Published online by Cambridge University Press: 10 July 2009
The chemical composition of bulk precipitation was studied for a period totalling 18 months between 1975 and 1978 at a high rainfall site in central Java. The following elements were determined: calcium, magnesium, sodium, potassium, nitrate-nitrogen, chlorine, phosphate-phosphorus, silicon, aluminium, iron, manganese and pH. Ammoniacal nitrogen, total nitrogen and sulphate-sulphur were determined, during four weeks in May 1983. Concentrations of all elements rose dramatically during the exceptionally severe dry season of 1977 which may have caused accession rates for some nutrients to be overestimated (i.e. compared to a year with ‘normal’ rainfall) by about 10%. Results are explained in terms of prevailing wind directions and proximity to, or absence of, particular solute sources, such as the ocean, volcanoes or eroding lands.

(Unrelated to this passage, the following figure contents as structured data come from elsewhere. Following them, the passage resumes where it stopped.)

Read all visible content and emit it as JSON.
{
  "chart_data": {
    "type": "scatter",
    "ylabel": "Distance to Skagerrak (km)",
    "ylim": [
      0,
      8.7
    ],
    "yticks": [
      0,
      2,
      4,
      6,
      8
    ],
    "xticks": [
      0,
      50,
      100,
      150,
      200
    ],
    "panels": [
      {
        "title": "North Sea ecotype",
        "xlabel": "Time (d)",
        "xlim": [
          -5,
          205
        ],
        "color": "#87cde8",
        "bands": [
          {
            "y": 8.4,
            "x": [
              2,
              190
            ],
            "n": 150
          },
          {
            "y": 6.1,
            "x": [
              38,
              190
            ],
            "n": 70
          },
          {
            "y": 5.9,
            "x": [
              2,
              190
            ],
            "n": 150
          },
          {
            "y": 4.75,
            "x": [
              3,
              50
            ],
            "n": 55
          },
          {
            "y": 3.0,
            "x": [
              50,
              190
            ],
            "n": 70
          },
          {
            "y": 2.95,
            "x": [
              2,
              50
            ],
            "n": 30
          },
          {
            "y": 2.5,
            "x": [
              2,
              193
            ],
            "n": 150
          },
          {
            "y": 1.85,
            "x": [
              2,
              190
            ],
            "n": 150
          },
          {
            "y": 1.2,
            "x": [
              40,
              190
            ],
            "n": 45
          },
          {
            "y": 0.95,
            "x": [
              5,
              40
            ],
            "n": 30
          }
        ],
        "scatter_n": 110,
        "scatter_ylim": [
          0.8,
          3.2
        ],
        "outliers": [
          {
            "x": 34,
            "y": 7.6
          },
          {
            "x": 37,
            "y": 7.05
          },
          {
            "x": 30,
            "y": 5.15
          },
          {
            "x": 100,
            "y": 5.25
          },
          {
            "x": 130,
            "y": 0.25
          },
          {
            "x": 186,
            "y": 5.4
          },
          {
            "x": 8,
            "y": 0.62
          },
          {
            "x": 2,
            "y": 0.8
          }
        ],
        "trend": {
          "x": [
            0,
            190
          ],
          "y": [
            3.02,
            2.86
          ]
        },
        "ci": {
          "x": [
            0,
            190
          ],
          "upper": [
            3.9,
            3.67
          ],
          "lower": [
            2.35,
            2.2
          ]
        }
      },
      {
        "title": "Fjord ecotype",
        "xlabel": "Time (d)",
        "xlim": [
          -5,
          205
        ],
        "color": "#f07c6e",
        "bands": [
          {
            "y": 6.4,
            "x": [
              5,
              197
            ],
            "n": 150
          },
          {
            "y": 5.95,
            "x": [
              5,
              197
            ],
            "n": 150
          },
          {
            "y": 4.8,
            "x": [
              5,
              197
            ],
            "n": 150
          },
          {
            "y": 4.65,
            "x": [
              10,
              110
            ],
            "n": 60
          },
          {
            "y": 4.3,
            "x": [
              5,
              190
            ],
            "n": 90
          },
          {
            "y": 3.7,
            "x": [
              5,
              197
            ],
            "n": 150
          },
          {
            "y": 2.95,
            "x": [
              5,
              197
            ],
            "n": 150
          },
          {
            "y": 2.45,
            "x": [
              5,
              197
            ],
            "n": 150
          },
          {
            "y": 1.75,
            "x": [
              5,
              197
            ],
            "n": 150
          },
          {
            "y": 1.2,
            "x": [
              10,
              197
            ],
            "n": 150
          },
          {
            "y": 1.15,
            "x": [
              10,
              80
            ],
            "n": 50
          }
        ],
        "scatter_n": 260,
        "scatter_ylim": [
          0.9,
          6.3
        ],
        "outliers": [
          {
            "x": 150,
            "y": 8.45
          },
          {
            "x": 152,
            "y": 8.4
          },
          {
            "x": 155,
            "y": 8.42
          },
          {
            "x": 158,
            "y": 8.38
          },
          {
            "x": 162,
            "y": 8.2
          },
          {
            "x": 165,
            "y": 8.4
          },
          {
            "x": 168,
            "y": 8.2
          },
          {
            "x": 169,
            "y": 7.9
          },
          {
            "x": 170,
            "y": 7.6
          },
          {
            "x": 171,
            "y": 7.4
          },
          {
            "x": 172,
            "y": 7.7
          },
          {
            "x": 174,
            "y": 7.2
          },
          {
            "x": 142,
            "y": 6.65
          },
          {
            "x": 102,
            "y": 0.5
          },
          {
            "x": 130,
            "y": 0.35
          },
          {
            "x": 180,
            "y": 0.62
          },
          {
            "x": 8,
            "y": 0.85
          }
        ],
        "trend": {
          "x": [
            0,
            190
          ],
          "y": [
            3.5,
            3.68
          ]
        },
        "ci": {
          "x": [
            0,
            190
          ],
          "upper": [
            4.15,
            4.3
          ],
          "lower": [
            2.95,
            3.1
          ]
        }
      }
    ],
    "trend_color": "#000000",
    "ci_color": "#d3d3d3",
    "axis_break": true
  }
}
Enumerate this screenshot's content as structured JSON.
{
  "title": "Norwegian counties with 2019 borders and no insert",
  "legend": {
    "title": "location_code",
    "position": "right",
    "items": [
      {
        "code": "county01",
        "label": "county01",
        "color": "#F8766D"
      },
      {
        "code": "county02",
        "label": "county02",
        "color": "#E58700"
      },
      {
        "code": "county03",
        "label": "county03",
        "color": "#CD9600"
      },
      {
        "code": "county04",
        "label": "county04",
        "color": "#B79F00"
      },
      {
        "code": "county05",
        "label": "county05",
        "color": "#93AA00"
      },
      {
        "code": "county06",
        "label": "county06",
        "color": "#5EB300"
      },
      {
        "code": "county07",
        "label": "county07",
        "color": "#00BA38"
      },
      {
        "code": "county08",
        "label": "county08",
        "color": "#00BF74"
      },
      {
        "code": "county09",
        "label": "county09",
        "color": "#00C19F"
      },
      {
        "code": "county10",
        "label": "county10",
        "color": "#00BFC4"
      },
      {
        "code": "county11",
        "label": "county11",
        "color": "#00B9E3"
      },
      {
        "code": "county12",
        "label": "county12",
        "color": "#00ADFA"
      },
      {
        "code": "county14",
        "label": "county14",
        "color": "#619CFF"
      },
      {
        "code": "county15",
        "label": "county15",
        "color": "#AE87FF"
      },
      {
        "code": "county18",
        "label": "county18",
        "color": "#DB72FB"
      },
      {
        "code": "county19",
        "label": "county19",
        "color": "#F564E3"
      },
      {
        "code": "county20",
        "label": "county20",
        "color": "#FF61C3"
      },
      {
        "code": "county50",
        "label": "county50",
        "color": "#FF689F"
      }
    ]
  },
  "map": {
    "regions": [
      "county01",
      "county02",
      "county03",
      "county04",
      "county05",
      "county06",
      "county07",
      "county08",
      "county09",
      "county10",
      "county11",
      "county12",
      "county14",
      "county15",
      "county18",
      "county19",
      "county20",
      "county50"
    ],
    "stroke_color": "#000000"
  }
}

Most elements exhibited intermediate concentrations when compared with data for other humid tropical locations; sodium and perhaps nitrogen were on the low side and pH on the high side of the spectrum. Annual accession rates at the study site were considerable by pan-tropical standards, mainly as a result of high rainfall totals. Comparing accession rates with 25-year-average nutrient immobilization rates in stemwood of local plantations of Pinus merkusii Jungh. et de Vr. and Agathis dammara Warb. showed atmospheric inputs of magnesium and potassium to be high enough (theoretically) to account for losses of these elements in stemwood removal. Corresponding figures for nitrogen were 90% (Pinus) and 50% (Agathis), and for calcium and phosphorus 60 and 40% respectively (both species).